Vuelo que casi se convierte en enterramiento y que contrasta, felizmente, con la precipitada salida de madre e hija de Irán cuando, tras superar el tremendo control policial en el aeropuerto (están a punto de no poder salir por el «descuido» de la madre de dejar ver con las prisas un poco de cabello que sobresale del velo que la cubre), corren hacia la sala de embarque que en unos instantes va a llevarlas hacia la libertad: «Echamos a correr, empujamos a la gente, nos tropezamos con las maletas, saltamos los obstáculos. Bailamos. Bailamos para escapar de la muerte. Yo te agarro la mano. Tú vas demasiado deprisa, mis pies apenas tocan el suelo. Vuelo contigo».
Nuevo vuelo, como antes el de las nuevas palabras en la salita familiar de la buhardilla parisina, como el que poco después emprenderá la niña cuando, ya en Orly, vuele hacia los brazos de su querido padre.

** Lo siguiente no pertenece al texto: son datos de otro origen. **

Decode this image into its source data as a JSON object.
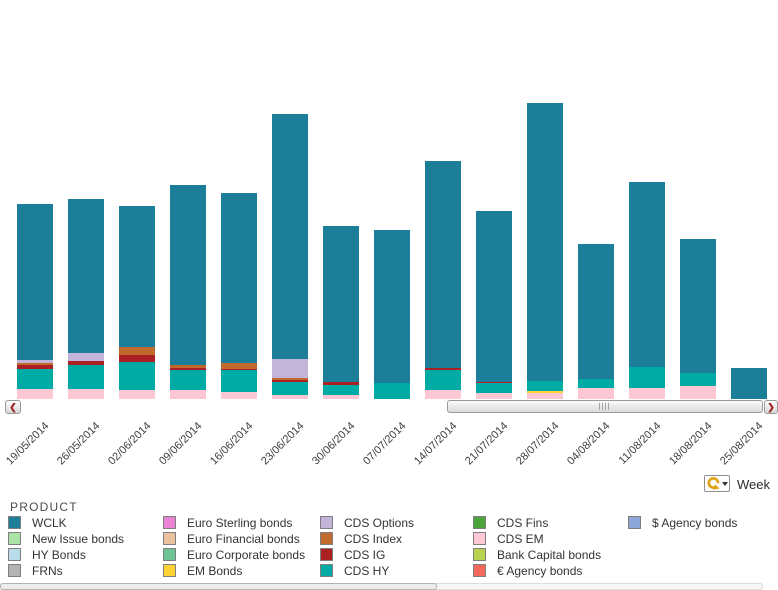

Su refugio, su fortaleza.
Vuelo que supone la huida de la doble moral, de la hipocresía, de la revolución traicionada, de la religión que encorseta y aplasta a la mujer y enajena al hombre. «Lo más sabio es el tiempo, porque lo esclarece todo», reza la cita de Tales de Mileto que encabeza el tercer y último nacimiento. El tiempo, justamente, que permitirá a la ya mujer regresar unas semanas a su país en ese viaje antes evocado para reencontrarse con su pasado, con la lengua perdida, con esa poesía (en este caso Hafez) que incluso encuentra en boca de un taxista de Teherán. La poesía redime siempre a ese país, temido y amado a la vez.
Este hermoso y vibrante recorrido vital está dedicado a Abbas, el joven rebelde que levantaba a la niña en brazos proclamando que esa cría —la hija del partido— le daba fuerza, que «estaba dispuesto a morir por todos los niños que nacieron durante la revolución». Abbas, convertido en «una estrella fugaz», del que sólo quedaría esa sandalia de plástico que ni siquiera le da tiempo a ponerse cuando la policía lo arranca en medio de la noche de la casa familiar para encarcelarlo y fusilarlo pocos días después: «Abbas, el joven revolucionario, el gran enamorado de la vida, la sandalia de plástico, el prisionero, el fusilado».
Excelente traducción de Palmira Feixas y cuidada edición de Minúscula. Muy de agradecer que el nombre de la traductora figure en la bella portada del libro.